NYCindie, I struggle with the definitions of primary and secondary. Like, logically I can understand the concept. But practically it is difficult for me. Love is love in my heart. I can understand CBG wanting me to think of her needs first in all situations. Maybe that’s where I stumble.
Putting my wants, needs and desires, and CBG's wants, needs and desires and Nell's W,N+D all into play, I get confused. In CBG’s mind it is really very clear it seems. In my mind, not so much. I work to let her know my love for her as my wife is unconditional and all accepting, and look to take care of her needs first and foremost as much as possible. But then, there are my needs, as well. Maybe this situation is exposing some co-dependency in our relationship that was running under the surface. Maybe me treating Nell like an equal in terms of intimacy has threatened CBG. I just struggle so mightily to control my capacity to love like I want to, like I know I can. I need to find a better way to do this.
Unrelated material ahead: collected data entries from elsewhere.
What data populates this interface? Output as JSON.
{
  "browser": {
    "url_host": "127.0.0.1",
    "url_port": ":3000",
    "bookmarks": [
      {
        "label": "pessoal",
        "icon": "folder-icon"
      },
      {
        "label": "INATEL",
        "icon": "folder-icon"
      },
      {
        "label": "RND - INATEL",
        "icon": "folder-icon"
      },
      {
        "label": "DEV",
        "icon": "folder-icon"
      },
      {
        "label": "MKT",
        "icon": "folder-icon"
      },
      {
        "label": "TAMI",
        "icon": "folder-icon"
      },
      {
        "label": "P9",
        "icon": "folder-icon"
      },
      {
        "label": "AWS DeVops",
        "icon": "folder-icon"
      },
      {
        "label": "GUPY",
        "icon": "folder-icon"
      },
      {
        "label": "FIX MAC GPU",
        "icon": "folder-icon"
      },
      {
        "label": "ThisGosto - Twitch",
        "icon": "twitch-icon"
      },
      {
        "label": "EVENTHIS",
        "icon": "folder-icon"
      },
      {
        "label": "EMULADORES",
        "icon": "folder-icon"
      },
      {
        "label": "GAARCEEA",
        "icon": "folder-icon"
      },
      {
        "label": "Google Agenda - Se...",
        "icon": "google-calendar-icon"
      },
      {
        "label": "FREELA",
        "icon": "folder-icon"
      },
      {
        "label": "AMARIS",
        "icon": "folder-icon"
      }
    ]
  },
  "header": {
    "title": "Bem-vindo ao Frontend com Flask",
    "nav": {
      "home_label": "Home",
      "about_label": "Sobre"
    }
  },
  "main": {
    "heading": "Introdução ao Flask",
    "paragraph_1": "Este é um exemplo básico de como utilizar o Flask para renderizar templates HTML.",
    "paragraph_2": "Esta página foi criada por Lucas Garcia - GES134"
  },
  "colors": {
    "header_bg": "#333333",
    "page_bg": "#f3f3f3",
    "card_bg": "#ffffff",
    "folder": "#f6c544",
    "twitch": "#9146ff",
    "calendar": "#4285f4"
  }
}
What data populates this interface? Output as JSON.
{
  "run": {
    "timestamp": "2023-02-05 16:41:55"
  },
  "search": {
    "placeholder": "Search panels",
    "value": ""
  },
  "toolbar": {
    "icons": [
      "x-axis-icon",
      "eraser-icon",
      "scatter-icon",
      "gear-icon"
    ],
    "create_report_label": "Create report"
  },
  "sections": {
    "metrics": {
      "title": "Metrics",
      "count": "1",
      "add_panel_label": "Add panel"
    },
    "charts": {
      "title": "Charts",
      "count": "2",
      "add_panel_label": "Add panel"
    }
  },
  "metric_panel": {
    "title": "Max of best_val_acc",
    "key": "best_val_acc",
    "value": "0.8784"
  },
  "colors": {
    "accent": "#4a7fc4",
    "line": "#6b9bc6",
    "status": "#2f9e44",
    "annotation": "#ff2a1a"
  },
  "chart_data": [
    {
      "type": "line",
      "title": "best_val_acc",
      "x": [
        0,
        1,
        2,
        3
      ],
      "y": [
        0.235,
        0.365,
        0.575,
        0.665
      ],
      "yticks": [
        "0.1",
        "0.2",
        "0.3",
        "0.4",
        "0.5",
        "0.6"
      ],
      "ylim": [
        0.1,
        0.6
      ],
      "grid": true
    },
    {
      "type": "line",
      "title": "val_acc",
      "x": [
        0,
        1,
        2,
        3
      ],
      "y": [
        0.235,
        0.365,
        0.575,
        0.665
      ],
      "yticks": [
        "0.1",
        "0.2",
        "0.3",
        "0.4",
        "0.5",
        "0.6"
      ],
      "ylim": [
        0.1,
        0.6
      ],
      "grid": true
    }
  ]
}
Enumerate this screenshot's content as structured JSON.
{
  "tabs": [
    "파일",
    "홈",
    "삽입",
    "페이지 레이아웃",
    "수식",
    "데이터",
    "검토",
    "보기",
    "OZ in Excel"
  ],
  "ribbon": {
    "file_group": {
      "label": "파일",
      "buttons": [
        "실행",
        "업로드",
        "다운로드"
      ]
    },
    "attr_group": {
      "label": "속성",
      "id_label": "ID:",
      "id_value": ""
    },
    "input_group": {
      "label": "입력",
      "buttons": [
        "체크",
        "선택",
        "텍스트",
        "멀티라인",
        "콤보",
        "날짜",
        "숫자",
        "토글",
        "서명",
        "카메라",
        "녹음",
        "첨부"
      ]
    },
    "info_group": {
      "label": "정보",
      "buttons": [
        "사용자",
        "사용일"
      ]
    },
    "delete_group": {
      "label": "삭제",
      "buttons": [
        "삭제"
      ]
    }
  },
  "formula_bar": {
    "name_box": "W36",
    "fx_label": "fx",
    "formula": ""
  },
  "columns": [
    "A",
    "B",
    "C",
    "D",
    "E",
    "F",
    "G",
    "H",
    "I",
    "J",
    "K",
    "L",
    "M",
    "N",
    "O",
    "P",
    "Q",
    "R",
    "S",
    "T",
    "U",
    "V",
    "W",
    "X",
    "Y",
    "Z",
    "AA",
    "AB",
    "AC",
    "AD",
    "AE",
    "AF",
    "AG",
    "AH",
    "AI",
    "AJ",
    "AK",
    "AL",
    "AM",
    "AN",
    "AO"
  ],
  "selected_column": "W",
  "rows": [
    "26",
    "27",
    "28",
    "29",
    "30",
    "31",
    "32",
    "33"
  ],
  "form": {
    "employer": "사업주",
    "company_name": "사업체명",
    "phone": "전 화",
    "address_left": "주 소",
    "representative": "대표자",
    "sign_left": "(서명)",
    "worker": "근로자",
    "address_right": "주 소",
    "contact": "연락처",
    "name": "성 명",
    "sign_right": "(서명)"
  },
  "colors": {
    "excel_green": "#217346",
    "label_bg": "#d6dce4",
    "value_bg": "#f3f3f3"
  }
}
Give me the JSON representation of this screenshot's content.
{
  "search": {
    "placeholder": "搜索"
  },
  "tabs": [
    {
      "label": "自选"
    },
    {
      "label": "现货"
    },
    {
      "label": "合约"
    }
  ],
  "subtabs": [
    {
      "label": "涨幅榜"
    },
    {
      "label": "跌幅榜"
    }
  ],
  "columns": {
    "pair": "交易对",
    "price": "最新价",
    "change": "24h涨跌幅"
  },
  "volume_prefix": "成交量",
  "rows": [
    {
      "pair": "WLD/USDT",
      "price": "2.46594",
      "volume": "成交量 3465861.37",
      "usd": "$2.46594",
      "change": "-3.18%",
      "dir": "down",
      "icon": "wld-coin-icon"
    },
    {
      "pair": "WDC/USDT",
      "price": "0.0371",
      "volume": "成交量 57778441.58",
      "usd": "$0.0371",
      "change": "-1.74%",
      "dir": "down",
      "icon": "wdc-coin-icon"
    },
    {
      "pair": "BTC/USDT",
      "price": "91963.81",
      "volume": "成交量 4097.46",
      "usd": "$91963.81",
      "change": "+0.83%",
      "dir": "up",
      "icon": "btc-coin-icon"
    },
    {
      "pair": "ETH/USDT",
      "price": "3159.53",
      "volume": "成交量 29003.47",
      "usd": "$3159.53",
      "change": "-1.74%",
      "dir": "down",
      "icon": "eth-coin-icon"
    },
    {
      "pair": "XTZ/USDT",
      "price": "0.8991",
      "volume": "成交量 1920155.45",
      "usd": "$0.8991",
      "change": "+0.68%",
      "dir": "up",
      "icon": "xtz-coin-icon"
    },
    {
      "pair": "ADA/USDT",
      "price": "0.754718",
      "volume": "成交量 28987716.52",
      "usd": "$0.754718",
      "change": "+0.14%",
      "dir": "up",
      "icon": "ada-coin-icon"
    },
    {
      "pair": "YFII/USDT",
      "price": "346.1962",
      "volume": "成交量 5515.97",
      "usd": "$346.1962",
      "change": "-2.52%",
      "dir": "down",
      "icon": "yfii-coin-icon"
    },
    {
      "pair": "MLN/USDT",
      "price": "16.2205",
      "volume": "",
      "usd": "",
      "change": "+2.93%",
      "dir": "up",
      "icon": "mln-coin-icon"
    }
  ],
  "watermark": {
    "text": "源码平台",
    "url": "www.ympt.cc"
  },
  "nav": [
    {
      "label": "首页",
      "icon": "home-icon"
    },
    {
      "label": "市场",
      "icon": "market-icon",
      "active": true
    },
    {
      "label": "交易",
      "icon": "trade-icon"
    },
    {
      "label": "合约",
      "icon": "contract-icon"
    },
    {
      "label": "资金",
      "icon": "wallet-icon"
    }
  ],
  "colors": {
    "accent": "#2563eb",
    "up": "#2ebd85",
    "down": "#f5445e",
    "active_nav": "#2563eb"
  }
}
I want to treat Nell equally. This has hurt and alienated CBG, by stomping on boundaries.
AnnabelMore, I did know on some level what we where doing was wrong. I was working at home that day, and had not seen Nell over the Xmas break for a couple of weeks. We were snuggling. But there was a sexy vibe, for sure. We where in love and horny. She was lounging in bed late, and I came in for lunch and got back into bed. 15 minutes later, CBG came home. I guess I just got greedy for that physical connection. That’s my main love language by far.
I agree nuances are important. They ultimately define intent, in my opinion.
CBG has laid it all out in her recent blog post. We are in a tough spot. She has lost huge respect for me, and respect has always been a big beef in our relationship. We are both very alpha. When I feel disrespected, we fight, a lot. This has been a very humbling experience, hurting the ones I love the most always has, and I have ended up hurting both women. Emotionally we are both burned out from a month and a half of intense upset and processing, and with CBG exploring “exit strategies,“ I’m feeling pretty grim.
There is still love there, and the story is not finished, but this is certainly one of the darker moments in our relationship.